Nell’occasione, Stefano Serafino, Customer Value Manager di MSD Animal Health Italia, ha preso la parola per lanciare le ultime soluzioni aziendali, presto a disposizione della clientela e dell’intera filiera: “nel settore avicolo MSD Animal Health si è focalizzata principalmente sulla prevenzione, con un’offerta di prodotti vaccinali molto ampia che consente di controllare importanti patologie nei polli da carne, galline ovaiole e riproduttori. Negli ultimi tempi sono state sviluppate nuove proposte, tra queste la possibilità dell’identificazione e monitoraggio della produzione tramite la cosiddetta tracciabilità digitale, grazie all’acquisizione di Allflex Livestock Intelligence, leader mondiale nel settore. Agli allevatori viene fornita una serie di dati utili a garantire una gestione aziendale ottimale, che va dalla cura della salute e benessere degli animali alla sicurezza e salubrità dei derivati alimentari, nell’ottica del percorso From Farm to Fork. La tracciabilità digitale avviene tramite il sistema IdentiGEN, che analizza il DNA della carne di pollo e permette di stabilirne con certezza l’origine.

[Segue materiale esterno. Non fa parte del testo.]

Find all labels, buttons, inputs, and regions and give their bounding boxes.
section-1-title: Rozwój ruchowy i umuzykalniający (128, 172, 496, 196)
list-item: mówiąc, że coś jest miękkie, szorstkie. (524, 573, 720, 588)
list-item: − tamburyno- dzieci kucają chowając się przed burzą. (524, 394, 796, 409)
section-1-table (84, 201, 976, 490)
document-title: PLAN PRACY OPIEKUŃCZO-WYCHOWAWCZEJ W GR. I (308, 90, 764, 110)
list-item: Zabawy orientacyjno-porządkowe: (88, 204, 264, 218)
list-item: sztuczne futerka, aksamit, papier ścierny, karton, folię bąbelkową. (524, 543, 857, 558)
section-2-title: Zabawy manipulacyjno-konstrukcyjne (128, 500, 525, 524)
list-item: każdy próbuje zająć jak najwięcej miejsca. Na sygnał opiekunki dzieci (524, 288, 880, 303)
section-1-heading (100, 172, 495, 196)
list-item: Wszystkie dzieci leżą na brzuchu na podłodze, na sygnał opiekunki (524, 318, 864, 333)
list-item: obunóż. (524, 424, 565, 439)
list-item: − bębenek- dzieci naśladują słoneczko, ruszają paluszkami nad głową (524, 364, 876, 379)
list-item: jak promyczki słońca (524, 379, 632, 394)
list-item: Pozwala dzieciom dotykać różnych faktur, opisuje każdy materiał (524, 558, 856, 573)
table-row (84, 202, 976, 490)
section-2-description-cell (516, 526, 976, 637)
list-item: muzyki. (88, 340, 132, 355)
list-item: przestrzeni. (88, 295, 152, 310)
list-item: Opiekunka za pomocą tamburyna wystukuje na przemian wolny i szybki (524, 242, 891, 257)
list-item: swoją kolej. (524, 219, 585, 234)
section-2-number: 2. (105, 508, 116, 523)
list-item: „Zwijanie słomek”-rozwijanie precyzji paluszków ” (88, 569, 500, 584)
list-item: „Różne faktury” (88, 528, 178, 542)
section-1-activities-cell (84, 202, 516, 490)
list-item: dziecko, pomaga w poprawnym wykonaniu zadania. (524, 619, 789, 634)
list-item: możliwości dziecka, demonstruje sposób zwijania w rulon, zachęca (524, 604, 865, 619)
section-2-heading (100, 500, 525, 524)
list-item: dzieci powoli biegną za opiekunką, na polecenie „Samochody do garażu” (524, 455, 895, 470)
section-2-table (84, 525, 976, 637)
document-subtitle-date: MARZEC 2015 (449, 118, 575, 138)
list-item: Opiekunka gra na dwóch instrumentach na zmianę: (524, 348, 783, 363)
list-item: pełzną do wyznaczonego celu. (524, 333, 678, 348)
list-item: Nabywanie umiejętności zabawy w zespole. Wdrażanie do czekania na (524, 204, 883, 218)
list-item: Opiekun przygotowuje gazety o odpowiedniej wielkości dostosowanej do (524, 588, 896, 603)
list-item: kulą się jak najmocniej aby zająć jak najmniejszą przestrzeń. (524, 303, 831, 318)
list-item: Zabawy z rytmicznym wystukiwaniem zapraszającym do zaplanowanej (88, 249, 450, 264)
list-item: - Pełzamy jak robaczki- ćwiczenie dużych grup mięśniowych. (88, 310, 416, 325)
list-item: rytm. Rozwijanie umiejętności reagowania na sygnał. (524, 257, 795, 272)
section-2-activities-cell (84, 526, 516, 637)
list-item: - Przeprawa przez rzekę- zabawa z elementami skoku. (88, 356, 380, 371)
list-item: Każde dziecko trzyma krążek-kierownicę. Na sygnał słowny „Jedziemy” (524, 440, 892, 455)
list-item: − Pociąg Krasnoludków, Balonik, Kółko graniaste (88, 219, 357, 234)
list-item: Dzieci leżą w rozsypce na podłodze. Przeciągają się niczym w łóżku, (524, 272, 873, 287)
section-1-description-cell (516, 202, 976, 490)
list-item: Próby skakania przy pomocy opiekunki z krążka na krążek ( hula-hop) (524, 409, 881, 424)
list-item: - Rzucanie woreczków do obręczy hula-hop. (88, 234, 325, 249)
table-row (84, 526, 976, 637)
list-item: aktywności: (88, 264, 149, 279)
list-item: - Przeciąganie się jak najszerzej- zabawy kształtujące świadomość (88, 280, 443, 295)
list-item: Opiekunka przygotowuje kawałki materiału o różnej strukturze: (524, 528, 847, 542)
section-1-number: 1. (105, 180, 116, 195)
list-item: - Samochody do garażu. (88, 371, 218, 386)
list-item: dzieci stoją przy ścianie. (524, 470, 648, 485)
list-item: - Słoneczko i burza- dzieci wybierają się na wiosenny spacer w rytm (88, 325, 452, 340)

Un’altra importante novità, frutto della recente acquisizione di Poultry Sense Ltd e della sua tecnologia, è stata introdotta al fine di rendere pienamente operativo il concetto di One Health: si tratta di Poultry Sense, un sistema digitale innovativo che effettua un’attenta valutazione dei dati in allevamento in tempo reale, con i quali l’allevatore può verificare le condizioni degli animali in ogni momento della crescita.”

Nel video di presentazione di Poultry Sense, Stefano Serafino ha mostrato come funziona questa tecnologia in campo per illustrare il preciso monitoraggio delle prestazioni sanitarie complessive degli avicoli, la possibilità di valutare, confrontare e registrare i principali indicatori sanitari e ambientali acquisiti tramite sensori wireless e identificare i modelli e le tendenze per prevedere la salute e il benessere, consentendo in definitiva di prevenire le malattie e migliorare le prestazioni degli animali.

Poultry Sense è uno strumento indispensabile per l’allevatore, perché migliora la produttività aziendale e rappresenta un esempio pratico ed efficiente di realizzazione del concetto One Health a 360 gradi. I sensori rilevano i parametri vitali individuali e di gruppo, misurando peso, consumo di acqua, umidità, luce, temperatura e anidride carbonica. I dati vengono inviati a una piattaforma di analisi che utilizza l’intelligenza artificiale e sono poi messi a disposizione del management aziendale.